Target Date Funds sometimes known as Lifestyle Funds should be easy to understand.  Due to steep losses in 2009, the Department of Labor is looking for comments to guide them in the regulation of these popular #401k investment options.  When I do retirement plan enrollment meetings, employees tell me that they like the “Target Date” concept because it’s easy to understand.  They can pick one investment that will gradually become more conservatively invested the closer they get to retirement.  That is not what happened in The Great Recession of 2009.  Target Date Funds that were supposed to be conservative dropped between 9% and 41% leaving hopeful retirees wondering how they would ever retire.  My opinion is such a large spread occurred because Target Date Fund Managers invested between 35% and 80% in stocks.  With just a little education anyone can understand why some of the funds fell so much in value.

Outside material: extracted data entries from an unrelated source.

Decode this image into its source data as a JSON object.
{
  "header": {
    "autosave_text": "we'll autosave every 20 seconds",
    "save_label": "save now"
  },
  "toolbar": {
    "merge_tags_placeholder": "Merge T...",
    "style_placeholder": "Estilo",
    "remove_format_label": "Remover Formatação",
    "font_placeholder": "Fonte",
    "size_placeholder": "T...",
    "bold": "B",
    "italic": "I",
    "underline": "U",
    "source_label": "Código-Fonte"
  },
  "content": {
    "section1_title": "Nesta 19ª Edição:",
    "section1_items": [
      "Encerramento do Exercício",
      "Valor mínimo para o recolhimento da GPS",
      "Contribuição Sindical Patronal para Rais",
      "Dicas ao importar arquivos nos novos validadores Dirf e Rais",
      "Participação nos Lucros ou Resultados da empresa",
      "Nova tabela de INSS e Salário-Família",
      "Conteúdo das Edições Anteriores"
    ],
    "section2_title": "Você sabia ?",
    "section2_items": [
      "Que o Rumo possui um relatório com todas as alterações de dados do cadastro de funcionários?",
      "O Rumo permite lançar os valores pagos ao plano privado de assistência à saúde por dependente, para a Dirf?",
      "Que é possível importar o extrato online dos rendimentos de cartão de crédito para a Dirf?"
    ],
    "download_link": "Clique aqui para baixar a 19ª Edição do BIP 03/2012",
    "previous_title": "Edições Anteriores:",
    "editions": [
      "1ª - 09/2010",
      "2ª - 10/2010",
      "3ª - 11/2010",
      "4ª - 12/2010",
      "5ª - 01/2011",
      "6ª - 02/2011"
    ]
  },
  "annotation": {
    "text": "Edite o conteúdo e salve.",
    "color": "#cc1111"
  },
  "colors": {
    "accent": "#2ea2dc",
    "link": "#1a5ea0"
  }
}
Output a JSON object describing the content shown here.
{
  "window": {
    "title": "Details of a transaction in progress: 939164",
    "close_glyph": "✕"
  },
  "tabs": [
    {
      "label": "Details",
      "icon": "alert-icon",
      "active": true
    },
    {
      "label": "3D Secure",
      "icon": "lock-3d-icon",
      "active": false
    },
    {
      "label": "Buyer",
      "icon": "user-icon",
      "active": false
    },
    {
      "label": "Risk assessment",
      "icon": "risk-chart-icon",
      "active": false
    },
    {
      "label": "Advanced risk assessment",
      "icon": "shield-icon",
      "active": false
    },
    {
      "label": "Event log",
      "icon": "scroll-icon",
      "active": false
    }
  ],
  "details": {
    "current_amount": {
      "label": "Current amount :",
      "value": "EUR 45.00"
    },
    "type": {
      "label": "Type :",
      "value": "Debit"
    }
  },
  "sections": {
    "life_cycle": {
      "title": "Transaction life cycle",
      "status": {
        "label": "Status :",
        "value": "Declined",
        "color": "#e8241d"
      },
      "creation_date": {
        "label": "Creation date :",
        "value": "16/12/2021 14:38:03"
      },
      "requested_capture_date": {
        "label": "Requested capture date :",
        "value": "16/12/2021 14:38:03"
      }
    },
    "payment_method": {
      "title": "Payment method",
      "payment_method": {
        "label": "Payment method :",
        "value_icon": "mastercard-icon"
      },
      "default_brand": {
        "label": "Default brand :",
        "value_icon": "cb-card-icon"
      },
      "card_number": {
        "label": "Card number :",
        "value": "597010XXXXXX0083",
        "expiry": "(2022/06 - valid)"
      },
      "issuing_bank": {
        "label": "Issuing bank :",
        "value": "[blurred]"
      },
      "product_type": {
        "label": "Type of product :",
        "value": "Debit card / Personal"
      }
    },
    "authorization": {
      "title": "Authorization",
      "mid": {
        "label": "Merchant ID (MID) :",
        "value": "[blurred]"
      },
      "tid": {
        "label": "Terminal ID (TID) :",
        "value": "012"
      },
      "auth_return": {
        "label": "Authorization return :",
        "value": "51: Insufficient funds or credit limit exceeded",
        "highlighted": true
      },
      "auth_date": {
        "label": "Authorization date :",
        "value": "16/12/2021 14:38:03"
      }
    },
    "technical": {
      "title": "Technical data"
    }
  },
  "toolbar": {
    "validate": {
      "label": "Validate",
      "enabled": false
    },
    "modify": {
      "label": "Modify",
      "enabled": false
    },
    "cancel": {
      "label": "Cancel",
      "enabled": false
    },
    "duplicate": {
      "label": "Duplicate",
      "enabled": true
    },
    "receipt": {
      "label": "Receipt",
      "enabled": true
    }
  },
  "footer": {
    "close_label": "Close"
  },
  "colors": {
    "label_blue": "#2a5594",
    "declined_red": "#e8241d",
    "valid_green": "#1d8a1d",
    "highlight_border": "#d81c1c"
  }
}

Here is my basic explanation of investment risk in a 100 words.  There are three basic investment categories, stocks, bonds and money markets.  Stocks are the most risky because they are ownership.  With ownership goes the risk of gaining or losing everything.  Bonds on the other hand are more conservative because they are a loan with two guarantees: the guarantee that the money will be repaid and the guarantee of an interest rate paid.  The risk from bonds comes from how long the bond is for and who is guaranteeing the repayment of the loan (that is how trustworthy is the bond issuer).  But don’t be fooled.  Bonds can lose money too.

After asking for public comments in 2010 on suggested regulations, the Department of Labor came up with several suggestions.  One suggestion from the research committee was based on the theory that investors should be able to determine the suitability of the Target Date Fund based on a rating system that was based on theoretical risk traits.  This is a methodology that does not even exist yet and that was one of the research committee’s best suggestions.  I would assume that is why the DOL has reopened the issue for more public comments.

I don’t think the problem lies with how Target Date Funds are advertised.  Giving investors more material to read will not help the situation.  The problem is in investor education and in how investment companies are allowed to allocate assets. If the DOL wants to spearhead regulation to protect investors, they should consider requiring employers to provide regular required employee education.  Plus the DOL should consider collaborating with the Securities and Exchange Commission in regulating asset allocation standards for mutual funds to be classified as Target Date Funds.  For example a Target Date Fund with an expected retirement date target of less than five years should be 80% in secured debt (bonds with assets to back their loan).

Investing does not have to be complicated.  Too many investment documents are written so that you need a law degree to understand them.  Investment documents should be written with the 5-15 report strategy pioneered by Yvon Chouinard, CEO of clothing retailer Patagonia.  Reports should to take no more than 15 minutes for the author to write and 5 minutes for the reader to complete.